I am feeling older. I do not have the energy I used to have. I cannot push myself. I no longer feel I can coach soccer or even run a student activity. This year I only teach 5 classes, last year I taught 6. Perhaps next year, when we expect to be fully back in person, I may find it takes somewhat less energy to fulfill my classroom responsibilities than it has been for more than a year. When I applied for my current job I told them I was willing to make a 4 year commitment if they wanted me, and then to go year by year — by then my wife would be eligible for Social Security and we would explore our options. Now I am not so sure. I am returning for next year, assuming my health holds. I love the freedom I have as a teacher.
But I am not sure what I will be teaching. Don’t get me wrong.I know my primary responsibility will be government. What I don’t know is what that government will be. There is the unwillingness of Manchin and Synema to recognize how extreme the Republicans have become. We see all the efforts being done legislatively to try to effectively disenfranchise large groups of people who would vote Democratic. It is not clear to me how much if at all the current Supreme Court would be willing to intervene to stop what should be obvious at attempts as disenfranchisement for partisan purposes.
In a wave election, gerrymandering becomes less effective, by which I mean if you try to maximize your partu’s advantage in seats your margins in some cases will be narrower and that could cost you seats in a wave. But the lines will in many cases still be drawn by legislatures shaped by current gerrymandered districts, which has to raise at least some concerns going forward.
I am not worried about a backlash if we did away with the filibuster, because I believe that Biden and the Democrats could accomplish so much that we would have massive support even with gerrymandered Congressional and state legislative districts in 2022 and we would expand our margin in the Senate.
But Manchin and Synema give cover to the Republican messaging on some key issues, and that leads to the kind of gridlock that could hurt the entire country, and I am not sure how we properly message that.

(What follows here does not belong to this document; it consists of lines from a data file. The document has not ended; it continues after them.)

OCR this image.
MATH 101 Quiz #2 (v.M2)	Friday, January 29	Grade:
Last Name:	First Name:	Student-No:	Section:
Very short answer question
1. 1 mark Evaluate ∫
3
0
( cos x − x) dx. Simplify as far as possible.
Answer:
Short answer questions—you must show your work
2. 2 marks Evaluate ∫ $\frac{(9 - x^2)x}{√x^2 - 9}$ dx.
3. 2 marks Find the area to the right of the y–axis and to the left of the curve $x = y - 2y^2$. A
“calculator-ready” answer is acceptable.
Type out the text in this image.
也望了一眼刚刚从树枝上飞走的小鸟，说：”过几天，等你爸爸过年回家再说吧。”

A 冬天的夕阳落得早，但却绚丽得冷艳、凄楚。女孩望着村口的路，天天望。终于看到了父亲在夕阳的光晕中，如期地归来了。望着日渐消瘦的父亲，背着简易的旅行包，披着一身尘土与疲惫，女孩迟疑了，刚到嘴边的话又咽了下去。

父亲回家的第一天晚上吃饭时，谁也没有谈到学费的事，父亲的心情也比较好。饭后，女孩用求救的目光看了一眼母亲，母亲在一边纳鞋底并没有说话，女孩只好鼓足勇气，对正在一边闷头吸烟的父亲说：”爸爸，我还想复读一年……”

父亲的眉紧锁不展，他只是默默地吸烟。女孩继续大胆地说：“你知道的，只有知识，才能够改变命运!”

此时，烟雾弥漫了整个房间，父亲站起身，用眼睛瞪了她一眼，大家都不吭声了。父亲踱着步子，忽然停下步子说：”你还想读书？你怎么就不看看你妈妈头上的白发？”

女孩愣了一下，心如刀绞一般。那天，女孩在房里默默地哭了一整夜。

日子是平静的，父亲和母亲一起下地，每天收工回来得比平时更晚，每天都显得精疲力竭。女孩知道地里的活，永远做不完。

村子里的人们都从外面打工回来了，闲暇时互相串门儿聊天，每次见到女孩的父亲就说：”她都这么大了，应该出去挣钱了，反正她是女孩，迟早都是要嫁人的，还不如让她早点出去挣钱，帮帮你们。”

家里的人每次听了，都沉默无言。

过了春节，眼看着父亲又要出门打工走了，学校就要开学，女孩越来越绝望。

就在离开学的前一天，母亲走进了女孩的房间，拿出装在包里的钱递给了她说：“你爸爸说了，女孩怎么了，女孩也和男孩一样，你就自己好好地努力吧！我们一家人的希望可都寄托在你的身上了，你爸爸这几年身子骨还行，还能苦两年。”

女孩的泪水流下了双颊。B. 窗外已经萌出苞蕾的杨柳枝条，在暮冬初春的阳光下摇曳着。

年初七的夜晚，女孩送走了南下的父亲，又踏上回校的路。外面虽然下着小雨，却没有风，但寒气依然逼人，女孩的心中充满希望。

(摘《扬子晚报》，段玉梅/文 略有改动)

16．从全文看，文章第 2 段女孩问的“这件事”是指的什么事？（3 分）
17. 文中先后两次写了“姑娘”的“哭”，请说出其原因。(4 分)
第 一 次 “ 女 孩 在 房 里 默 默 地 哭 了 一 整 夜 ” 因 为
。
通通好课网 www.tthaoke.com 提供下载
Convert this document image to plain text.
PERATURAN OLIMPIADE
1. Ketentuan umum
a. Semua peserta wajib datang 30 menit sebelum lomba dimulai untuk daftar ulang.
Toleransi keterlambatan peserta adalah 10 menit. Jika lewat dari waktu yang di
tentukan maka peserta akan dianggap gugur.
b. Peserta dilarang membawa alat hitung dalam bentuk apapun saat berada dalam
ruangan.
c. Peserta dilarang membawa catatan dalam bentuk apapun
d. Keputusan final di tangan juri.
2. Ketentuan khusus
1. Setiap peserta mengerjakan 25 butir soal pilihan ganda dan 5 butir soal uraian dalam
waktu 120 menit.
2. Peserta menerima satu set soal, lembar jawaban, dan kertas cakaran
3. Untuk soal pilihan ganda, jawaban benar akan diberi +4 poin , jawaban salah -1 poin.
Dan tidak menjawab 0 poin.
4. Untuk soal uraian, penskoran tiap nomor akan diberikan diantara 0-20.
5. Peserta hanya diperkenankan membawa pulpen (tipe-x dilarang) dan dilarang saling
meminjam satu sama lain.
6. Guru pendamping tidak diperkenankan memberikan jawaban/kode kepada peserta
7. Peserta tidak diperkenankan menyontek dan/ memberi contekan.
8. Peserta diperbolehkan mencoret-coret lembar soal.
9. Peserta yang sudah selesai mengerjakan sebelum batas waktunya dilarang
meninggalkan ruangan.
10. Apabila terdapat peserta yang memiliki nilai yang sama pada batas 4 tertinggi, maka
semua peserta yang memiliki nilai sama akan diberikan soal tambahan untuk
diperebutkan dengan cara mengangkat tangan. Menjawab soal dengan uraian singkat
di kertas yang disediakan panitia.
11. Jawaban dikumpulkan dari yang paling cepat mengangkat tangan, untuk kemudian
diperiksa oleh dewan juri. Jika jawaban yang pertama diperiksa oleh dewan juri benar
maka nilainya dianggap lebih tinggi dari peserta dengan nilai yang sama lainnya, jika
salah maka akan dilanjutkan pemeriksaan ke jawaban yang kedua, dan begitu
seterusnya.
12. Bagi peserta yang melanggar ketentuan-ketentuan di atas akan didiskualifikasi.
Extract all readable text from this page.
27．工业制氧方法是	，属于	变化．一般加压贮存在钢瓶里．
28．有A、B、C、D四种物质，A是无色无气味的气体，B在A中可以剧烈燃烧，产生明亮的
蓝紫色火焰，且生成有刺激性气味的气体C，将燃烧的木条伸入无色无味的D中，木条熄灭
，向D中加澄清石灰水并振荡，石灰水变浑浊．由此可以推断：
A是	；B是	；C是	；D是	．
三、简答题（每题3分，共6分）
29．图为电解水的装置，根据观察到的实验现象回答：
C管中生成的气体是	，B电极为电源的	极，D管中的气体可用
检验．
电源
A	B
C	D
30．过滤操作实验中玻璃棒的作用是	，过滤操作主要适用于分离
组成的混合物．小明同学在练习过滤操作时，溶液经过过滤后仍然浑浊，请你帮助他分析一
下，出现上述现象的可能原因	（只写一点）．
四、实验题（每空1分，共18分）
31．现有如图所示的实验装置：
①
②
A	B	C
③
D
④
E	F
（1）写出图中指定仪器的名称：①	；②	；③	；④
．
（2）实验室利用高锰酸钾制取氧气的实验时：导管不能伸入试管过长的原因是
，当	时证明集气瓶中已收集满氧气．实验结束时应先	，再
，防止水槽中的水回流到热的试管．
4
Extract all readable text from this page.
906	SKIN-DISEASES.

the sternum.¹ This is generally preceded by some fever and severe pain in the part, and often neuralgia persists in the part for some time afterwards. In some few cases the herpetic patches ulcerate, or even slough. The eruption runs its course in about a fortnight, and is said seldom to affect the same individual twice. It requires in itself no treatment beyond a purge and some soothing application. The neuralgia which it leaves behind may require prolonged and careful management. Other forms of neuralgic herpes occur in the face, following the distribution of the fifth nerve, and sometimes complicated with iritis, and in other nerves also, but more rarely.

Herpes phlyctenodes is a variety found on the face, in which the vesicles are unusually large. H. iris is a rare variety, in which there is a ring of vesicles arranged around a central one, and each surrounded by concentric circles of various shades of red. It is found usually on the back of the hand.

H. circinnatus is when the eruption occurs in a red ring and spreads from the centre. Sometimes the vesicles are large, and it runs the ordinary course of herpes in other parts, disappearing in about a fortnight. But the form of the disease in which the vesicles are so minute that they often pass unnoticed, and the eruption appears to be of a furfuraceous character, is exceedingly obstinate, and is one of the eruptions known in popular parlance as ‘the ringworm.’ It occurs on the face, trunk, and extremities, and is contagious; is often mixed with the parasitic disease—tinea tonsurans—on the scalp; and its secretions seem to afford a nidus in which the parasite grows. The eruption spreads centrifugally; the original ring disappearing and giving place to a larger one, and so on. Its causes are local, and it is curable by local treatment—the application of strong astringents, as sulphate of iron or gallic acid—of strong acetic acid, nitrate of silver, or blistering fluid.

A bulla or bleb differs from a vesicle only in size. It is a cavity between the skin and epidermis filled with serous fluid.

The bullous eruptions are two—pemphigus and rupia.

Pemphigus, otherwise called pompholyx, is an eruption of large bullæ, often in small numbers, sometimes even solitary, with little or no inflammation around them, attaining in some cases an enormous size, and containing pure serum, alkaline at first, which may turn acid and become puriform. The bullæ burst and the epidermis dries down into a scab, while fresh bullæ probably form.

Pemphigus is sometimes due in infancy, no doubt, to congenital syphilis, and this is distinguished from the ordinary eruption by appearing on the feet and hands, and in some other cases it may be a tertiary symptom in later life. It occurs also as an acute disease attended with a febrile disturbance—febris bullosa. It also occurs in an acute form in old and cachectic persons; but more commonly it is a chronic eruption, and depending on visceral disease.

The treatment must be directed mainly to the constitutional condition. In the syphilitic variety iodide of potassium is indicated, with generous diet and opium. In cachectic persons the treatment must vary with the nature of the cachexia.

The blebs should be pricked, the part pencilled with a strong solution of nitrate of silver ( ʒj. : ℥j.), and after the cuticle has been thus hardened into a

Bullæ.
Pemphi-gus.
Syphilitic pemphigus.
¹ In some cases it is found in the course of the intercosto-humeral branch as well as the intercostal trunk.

Further, remember that in teaching government I am also teaching politics and elections. As nasty as 2020 was, I fear how much worse 2022 could be, and I am not so sure that I want to take that on. Were I to end my teaching after next school year, I could avoid that and tnbe problems it would entail (we have a substantial minority of our families that could be classified as varying degrees of MAGAts). Fortunately, my department chair won’t ask me for my intentions for the following hear until late February or early March, so assuming the school wants me back I have until then to decide.).
Were this my last school year, I could be at peace about that. I have done at least a good job of serving my students and the school. I think I have at least one more year in me
But I have to be careful, to manage my time and energy.
That is why even though I had started a program that would have allowed me to complete my doctorate by August of 2022 at a reasonable course, I withdrew even though I was doing very well. It was becoming a real issue of time and energy.
So I accept I will never finish a doctorate, just as over time I have accepted I would not be a rockstart, a baseball player, a lawyer, a father, and lots of other things.
I am coming to accept that I will never read all the books I want, travel to all the places I’d like to see…
In about 2 weeks I will have completed ¾ of a century of life. Presuming I am still alive and competent, then perhaps I will share some thoughts at the changes I have seen,of the people I have encountered. Perhaps.
For now I am simply happy to be finishing another year of teaching adolescents.